To test this, the researchers watched for changes in how alpha-synuclein behaves in more than 500 conditions, such as different protein and salt concentrations, as well as large molecules that simulate a cell’s crowded environment.
For each of the conditions, the team observed whether alpha-synuclein formed droplets or aggregates, and tracked these changes over four months. Using light microscopy, the researchers regularly captured images of the proteins, allowing them to see the process in detail.
The droplet state is … capable of inhibiting aggregation or even dissolving aggregates.
To handle such a large number of conditions, the researchers used a robotic system at the PSI Swiss Light Source. This proved key, according to Rebecca Sternke-Hoffmann, PhD, a PSI postdoctoral researcher and the study’s first author.
“Being at the large-scale facilities and working alongside beamline scientists enabled us to approach this problem from a different angle,” Sternke-Hoffmann said.
Salt levels affected how alpha-synuclein formed aggregates in a crowded environment. For example, at medium salt levels, the protein was shown to be more likely to aggregate, because salt changes how parts of the protein interact within itself.

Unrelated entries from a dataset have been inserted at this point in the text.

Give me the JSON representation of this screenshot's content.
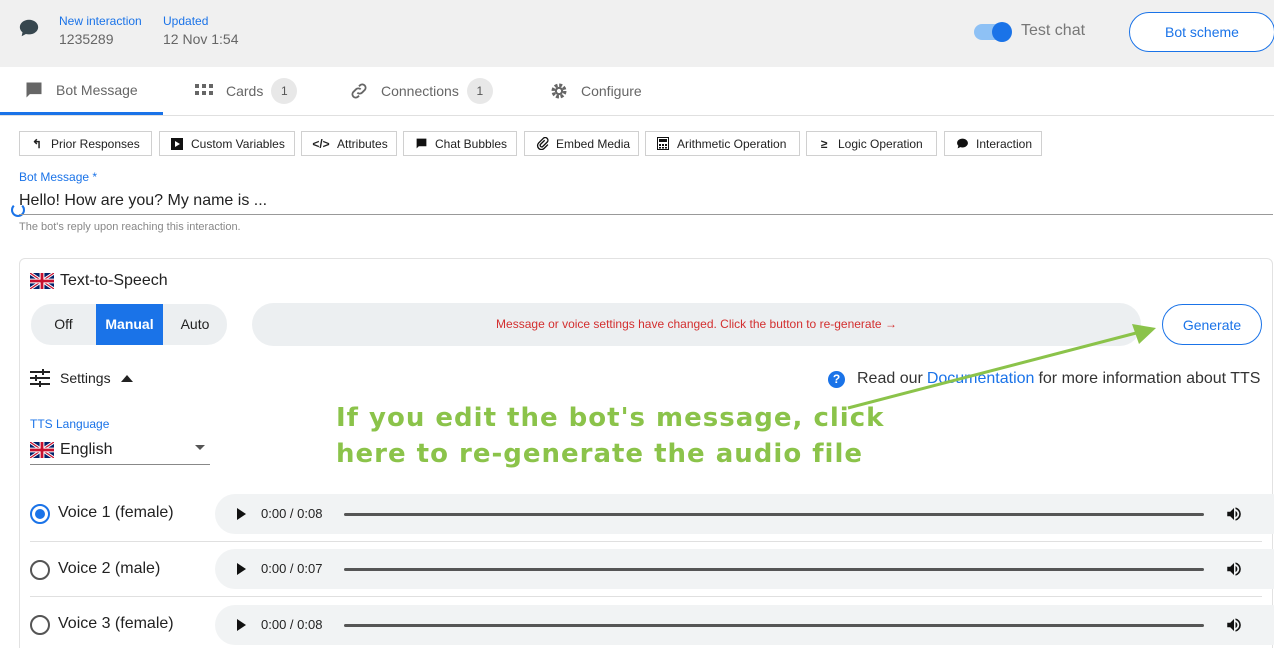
{
  "header": {
    "interaction_label": "New interaction",
    "interaction_id": "1235289",
    "updated_label": "Updated",
    "updated_value": "12 Nov 1:54",
    "test_chat_label": "Test chat",
    "test_chat_enabled": true,
    "bot_scheme_label": "Bot scheme"
  },
  "tabs": [
    {
      "label": "Bot Message",
      "icon": "chat-bubble-icon",
      "active": true
    },
    {
      "label": "Cards",
      "icon": "grid-icon",
      "badge": "1"
    },
    {
      "label": "Connections",
      "icon": "link-icon",
      "badge": "1"
    },
    {
      "label": "Configure",
      "icon": "gear-icon"
    }
  ],
  "toolbar": [
    {
      "label": "Prior Responses",
      "icon": "reply-icon"
    },
    {
      "label": "Custom Variables",
      "icon": "play-box-icon"
    },
    {
      "label": "Attributes",
      "icon": "code-icon"
    },
    {
      "label": "Chat Bubbles",
      "icon": "chat-bubble-icon"
    },
    {
      "label": "Embed Media",
      "icon": "paperclip-icon"
    },
    {
      "label": "Arithmetic Operation",
      "icon": "calculator-icon"
    },
    {
      "label": "Logic Operation",
      "icon": "logic-icon"
    },
    {
      "label": "Interaction",
      "icon": "comment-icon"
    }
  ],
  "message": {
    "label": "Bot Message *",
    "value": "Hello! How are you? My name is ...",
    "help": "The bot's reply upon reaching this interaction."
  },
  "tts": {
    "title": "Text-to-Speech",
    "modes": [
      "Off",
      "Manual",
      "Auto"
    ],
    "selected_mode": "Manual",
    "status": "Message or voice settings have changed. Click the button to re-generate →",
    "generate_label": "Generate",
    "settings_label": "Settings",
    "doc_prefix": "Read our",
    "doc_link": "Documentation",
    "doc_suffix": "for more information about TTS",
    "language_label": "TTS Language",
    "language_value": "English",
    "voices": [
      {
        "label": "Voice 1 (female)",
        "time": "0:00 / 0:08",
        "selected": true
      },
      {
        "label": "Voice 2 (male)",
        "time": "0:00 / 0:07",
        "selected": false
      },
      {
        "label": "Voice 3 (female)",
        "time": "0:00 / 0:08",
        "selected": false
      }
    ]
  },
  "annotation": {
    "line1": "If you edit the bot's message, click",
    "line2": "here to re-generate the audio file",
    "color": "#8bc34a"
  },
  "colors": {
    "accent": "#1a73e8",
    "warning": "#d32f2f"
  }
}
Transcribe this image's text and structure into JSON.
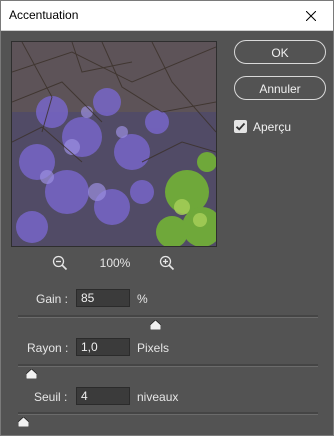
{
  "window": {
    "title": "Accentuation",
    "close_icon": "close-icon"
  },
  "preview": {
    "zoom_value": "100%",
    "zoom_out_icon": "zoom-out-icon",
    "zoom_in_icon": "zoom-in-icon"
  },
  "buttons": {
    "ok_label": "OK",
    "cancel_label": "Annuler"
  },
  "apercu": {
    "label": "Aperçu",
    "checked": true
  },
  "fields": {
    "gain": {
      "label": "Gain :",
      "value": "85",
      "unit": "%",
      "slider_fraction": 0.46
    },
    "rayon": {
      "label": "Rayon :",
      "value": "1,0",
      "unit": "Pixels",
      "slider_fraction": 0.04
    },
    "seuil": {
      "label": "Seuil :",
      "value": "4",
      "unit": "niveaux",
      "slider_fraction": 0.02
    }
  },
  "colors": {
    "dialog_bg": "#535353",
    "field_bg": "#3b3b3b",
    "text": "#e6e6e6"
  }
}
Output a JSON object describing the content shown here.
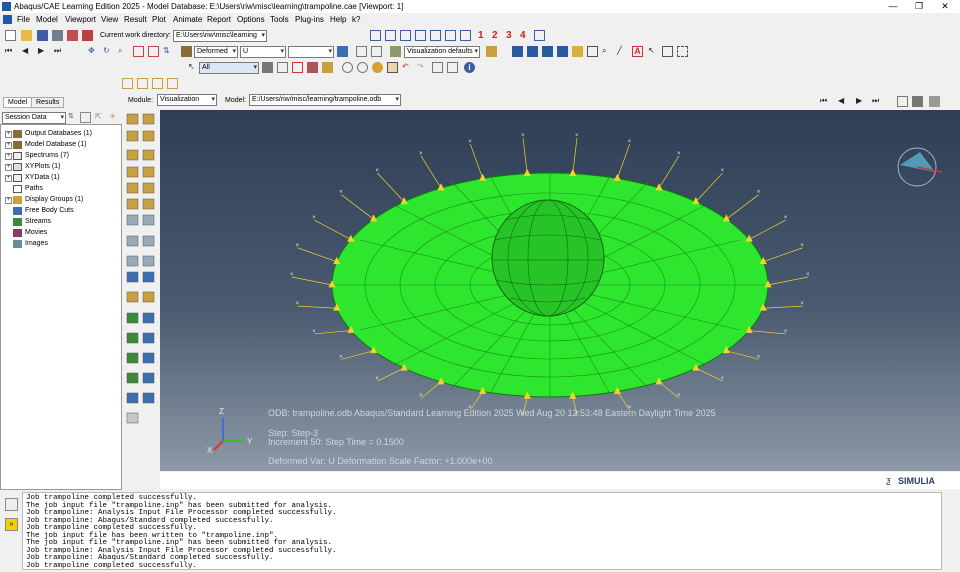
{
  "window": {
    "title": "Abaqus/CAE Learning Edition 2025 - Model Database: E:\\Users\\riw\\misc\\learning\\trampoline.cae [Viewport: 1]",
    "minimize": "—",
    "restore": "❐",
    "close": "✕"
  },
  "menu": [
    "File",
    "Model",
    "Viewport",
    "View",
    "Result",
    "Plot",
    "Animate",
    "Report",
    "Options",
    "Tools",
    "Plug-ins",
    "Help",
    "k?"
  ],
  "toolbar": {
    "cwd_label": "Current work directory:",
    "cwd_value": "E:\\Users\\riw\\misc\\learning",
    "plot_state": "Deformed",
    "field_var": "U",
    "field_comp": "",
    "view_style": "Visualization defaults",
    "selection_filter": "All",
    "viewport_numbers": [
      "1",
      "2",
      "3",
      "4"
    ]
  },
  "context": {
    "module_label": "Module:",
    "module_value": "Visualization",
    "model_label": "Model:",
    "model_value": "E:/Users/riw/misc/learning/trampoline.odb"
  },
  "tabs": {
    "model": "Model",
    "results": "Results"
  },
  "session": {
    "selector": "Session Data",
    "tree": [
      {
        "label": "Output Databases (1)",
        "expandable": true
      },
      {
        "label": "Model Database (1)",
        "expandable": true
      },
      {
        "label": "Spectrums (7)",
        "expandable": true
      },
      {
        "label": "XYPlots (1)",
        "expandable": true
      },
      {
        "label": "XYData (1)",
        "expandable": true
      },
      {
        "label": "Paths",
        "expandable": false
      },
      {
        "label": "Display Groups (1)",
        "expandable": true
      },
      {
        "label": "Free Body Cuts",
        "expandable": false
      },
      {
        "label": "Streams",
        "expandable": false
      },
      {
        "label": "Movies",
        "expandable": false
      },
      {
        "label": "Images",
        "expandable": false
      }
    ]
  },
  "viewport": {
    "odb_line": "ODB: trampoline.odb    Abaqus/Standard Learning Edition 2025    Wed Aug 20 12:53:48 Eastern Daylight Time 2025",
    "step_line": "Step: Step-3",
    "increment_line": "Increment     50: Step Time =    0.1500",
    "deformed_line": "Deformed Var: U   Deformation Scale Factor: +1.000e+00",
    "triad": {
      "x": "X",
      "y": "Y",
      "z": "Z"
    },
    "mesh_color": "#2ee62e",
    "load_color": "#f2d22a",
    "background_top": "#2e3e56",
    "background_bottom": "#8c99a6"
  },
  "brand": "SIMULIA",
  "messages": [
    "Job trampoline completed successfully.",
    "The job input file \"trampoline.inp\" has been submitted for analysis.",
    "Job trampoline: Analysis Input File Processor completed successfully.",
    "Job trampoline: Abaqus/Standard completed successfully.",
    "Job trampoline completed successfully.",
    "The job input file has been written to \"trampoline.inp\".",
    "The job input file \"trampoline.inp\" has been submitted for analysis.",
    "Job trampoline: Analysis Input File Processor completed successfully.",
    "Job trampoline: Abaqus/Standard completed successfully.",
    "Job trampoline completed successfully."
  ]
}
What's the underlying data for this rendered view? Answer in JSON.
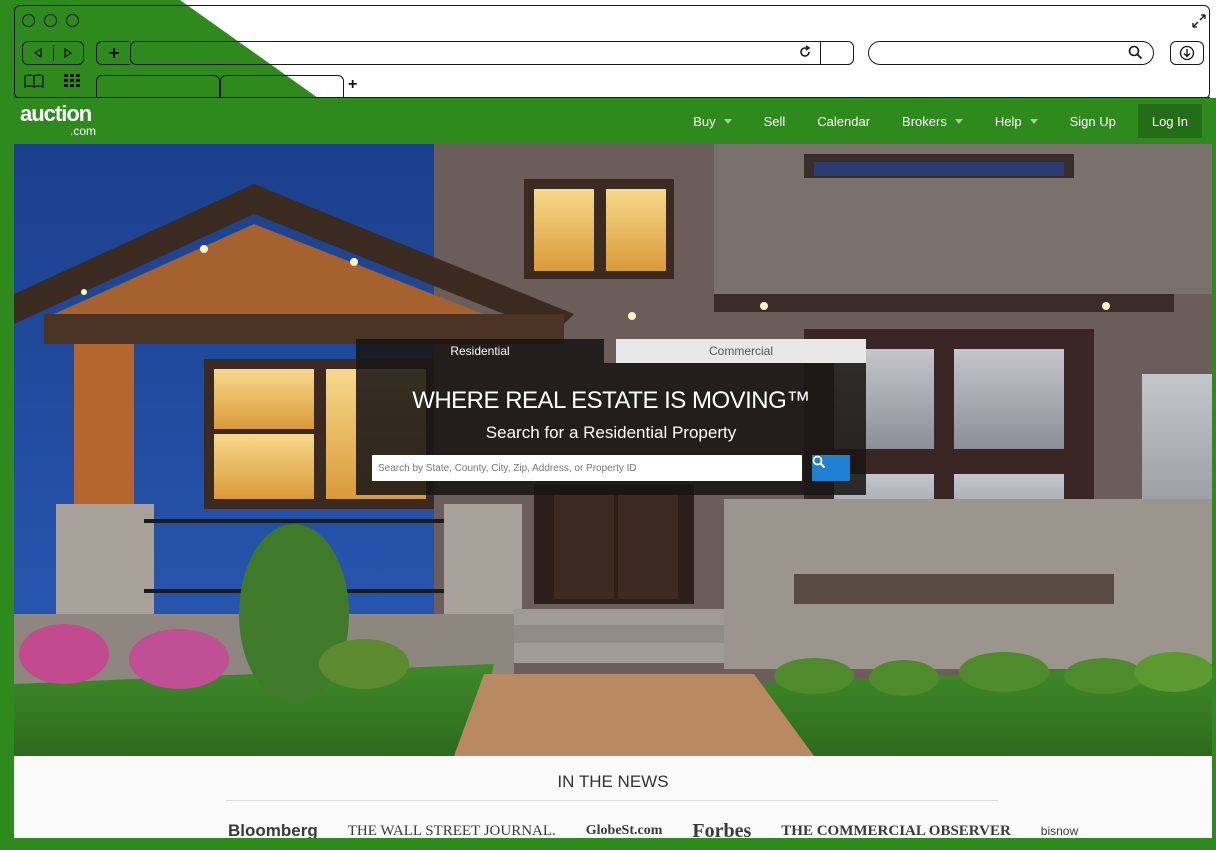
{
  "browser": {
    "new_tab_symbol": "+",
    "reload_icon": "reload-icon",
    "search_icon": "magnifier-icon",
    "download_icon": "download-icon"
  },
  "site": {
    "logo_main": "auction",
    "logo_sub": ".com",
    "brand_color": "#2f8a1d",
    "nav": [
      {
        "label": "Buy",
        "dropdown": true
      },
      {
        "label": "Sell",
        "dropdown": false
      },
      {
        "label": "Calendar",
        "dropdown": false
      },
      {
        "label": "Brokers",
        "dropdown": true
      },
      {
        "label": "Help",
        "dropdown": true
      },
      {
        "label": "Sign Up",
        "dropdown": false
      }
    ],
    "login_label": "Log In"
  },
  "search_panel": {
    "tabs": {
      "residential": "Residential",
      "commercial": "Commercial"
    },
    "headline": "WHERE REAL ESTATE IS MOVING™",
    "subheadline": "Search for a Residential Property",
    "placeholder": "Search by State, County, City, Zip, Address, or Property ID",
    "button_color": "#1f7fd0"
  },
  "news": {
    "title": "IN THE NEWS",
    "logos": [
      "Bloomberg",
      "THE WALL STREET JOURNAL.",
      "GlobeSt.com",
      "Forbes",
      "THE COMMERCIAL OBSERVER",
      "bisnow"
    ]
  }
}
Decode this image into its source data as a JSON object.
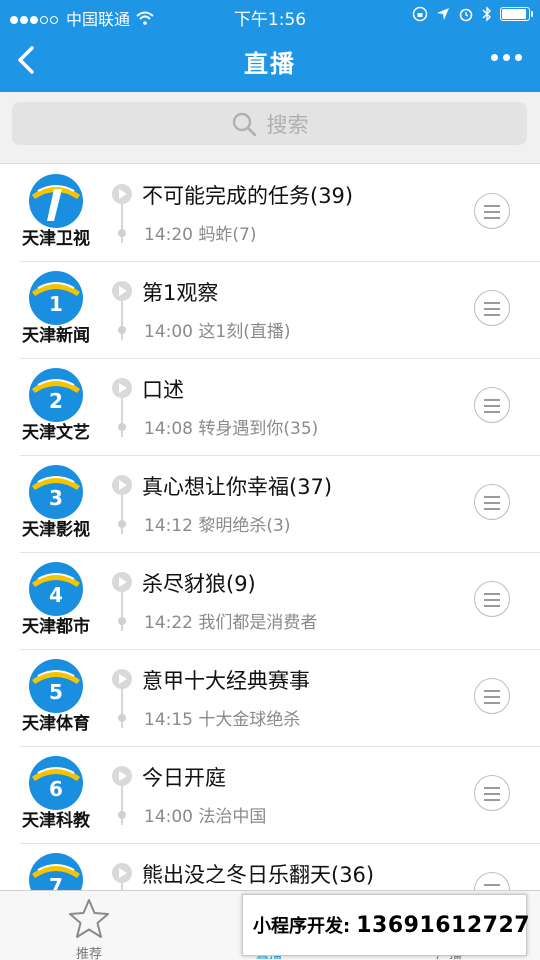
{
  "status_bar": {
    "carrier": "中国联通",
    "time": "下午1:56",
    "battery_level": 0.85
  },
  "nav": {
    "title": "直播"
  },
  "search": {
    "placeholder": "搜索"
  },
  "channels": [
    {
      "name": "天津卫视",
      "logo_number": "",
      "current": "不可能完成的任务(39)",
      "next": "14:20 蚂蚱(7)"
    },
    {
      "name": "天津新闻",
      "logo_number": "1",
      "current": "第1观察",
      "next": "14:00 这1刻(直播)"
    },
    {
      "name": "天津文艺",
      "logo_number": "2",
      "current": "口述",
      "next": "14:08 转身遇到你(35)"
    },
    {
      "name": "天津影视",
      "logo_number": "3",
      "current": "真心想让你幸福(37)",
      "next": "14:12 黎明绝杀(3)"
    },
    {
      "name": "天津都市",
      "logo_number": "4",
      "current": "杀尽豺狼(9)",
      "next": "14:22 我们都是消费者"
    },
    {
      "name": "天津体育",
      "logo_number": "5",
      "current": "意甲十大经典赛事",
      "next": "14:15 十大金球绝杀"
    },
    {
      "name": "天津科教",
      "logo_number": "6",
      "current": "今日开庭",
      "next": "14:00 法治中国"
    },
    {
      "name": "",
      "logo_number": "7",
      "current": "熊出没之冬日乐翻天(36)",
      "next": ""
    }
  ],
  "tabbar": {
    "tabs": [
      {
        "label": "推荐"
      },
      {
        "label": "直播"
      },
      {
        "label": "广播"
      }
    ]
  },
  "promo": {
    "label": "小程序开发:",
    "phone": "13691612727"
  },
  "colors": {
    "accent": "#1f95e6",
    "logo_blue": "#1a8fe0",
    "logo_yellow": "#f5c400"
  }
}
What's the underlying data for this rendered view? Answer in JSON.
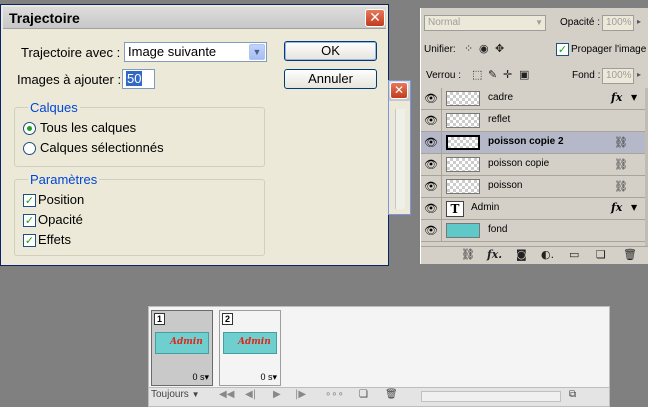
{
  "dialog": {
    "title": "Trajectoire",
    "trajectory_label": "Trajectoire avec :",
    "trajectory_value": "Image suivante",
    "frames_label": "Images à ajouter :",
    "frames_value": "50",
    "ok_label": "OK",
    "cancel_label": "Annuler",
    "layers_group": {
      "legend": "Calques",
      "options": [
        {
          "label": "Tous les calques",
          "selected": true
        },
        {
          "label": "Calques sélectionnés",
          "selected": false
        }
      ]
    },
    "params_group": {
      "legend": "Paramètres",
      "options": [
        {
          "label": "Position",
          "checked": true
        },
        {
          "label": "Opacité",
          "checked": true
        },
        {
          "label": "Effets",
          "checked": true
        }
      ]
    }
  },
  "layers_panel": {
    "blend_mode": "Normal",
    "opacity_label": "Opacité :",
    "opacity_value": "100%",
    "unify_label": "Unifier:",
    "propagate_label": "Propager l'image",
    "lock_label": "Verrou :",
    "fill_label": "Fond :",
    "fill_value": "100%",
    "layers": [
      {
        "name": "cadre",
        "fx": true,
        "linked": false,
        "selected": false,
        "thumb": "transparent"
      },
      {
        "name": "reflet",
        "fx": false,
        "linked": false,
        "selected": false,
        "thumb": "transparent"
      },
      {
        "name": "poisson copie 2",
        "fx": false,
        "linked": true,
        "selected": true,
        "thumb": "transparent"
      },
      {
        "name": "poisson copie",
        "fx": false,
        "linked": true,
        "selected": false,
        "thumb": "transparent"
      },
      {
        "name": "poisson",
        "fx": false,
        "linked": true,
        "selected": false,
        "thumb": "transparent"
      },
      {
        "name": "Admin",
        "fx": true,
        "linked": false,
        "selected": false,
        "thumb": "text"
      },
      {
        "name": "fond",
        "fx": false,
        "linked": false,
        "selected": false,
        "thumb": "teal"
      }
    ]
  },
  "animation_panel": {
    "frames": [
      {
        "number": "1",
        "delay": "0 s",
        "thumb_text": "Admin",
        "selected": true
      },
      {
        "number": "2",
        "delay": "0 s",
        "thumb_text": "Admin",
        "selected": false
      }
    ],
    "loop_value": "Toujours"
  },
  "colors": {
    "dialog_bg": "#ece9d8",
    "legend_blue": "#0046d5",
    "selected_layer": "#b5b8c8",
    "teal_thumb": "#5fc8c8",
    "admin_red": "#e0261b"
  }
}
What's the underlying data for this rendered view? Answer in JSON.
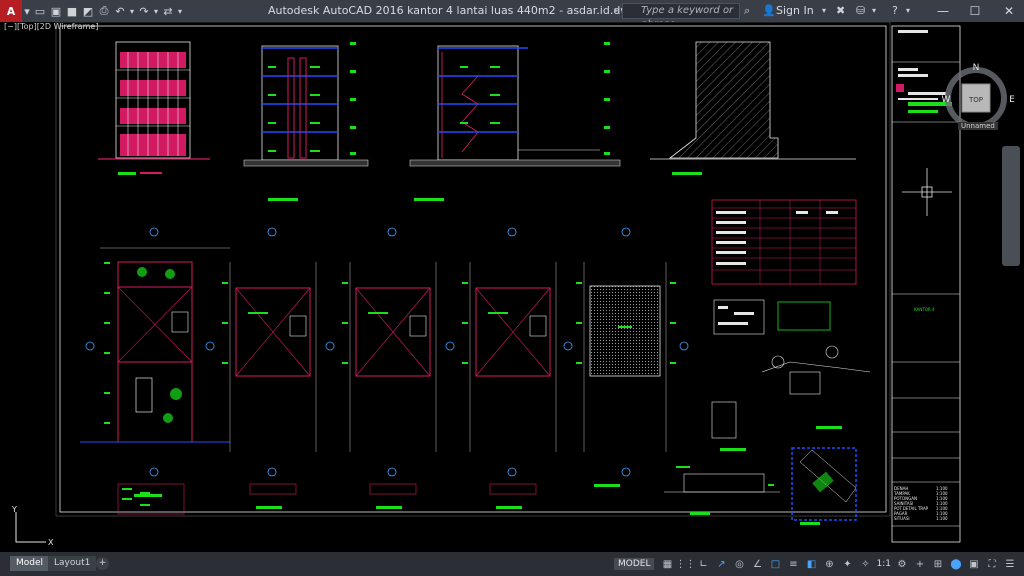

Initially, these aggregates were large and fibrous. However, over time, they converted into droplets that prevented more aggregates from forming. Moreover, they could break down existing aggregates by interacting with other molecules.
“The droplet state is therefore capable of inhibiting aggregation or even dissolving aggregates,” the researchers wrote.
According to Luo, these findings may lead to a new understanding of how toxic alpha-synuclein clumps form.
“From this perspective, it would be somewhat surprising if protein droplets were precursors of protein aggregation” as has been thought, Luo said.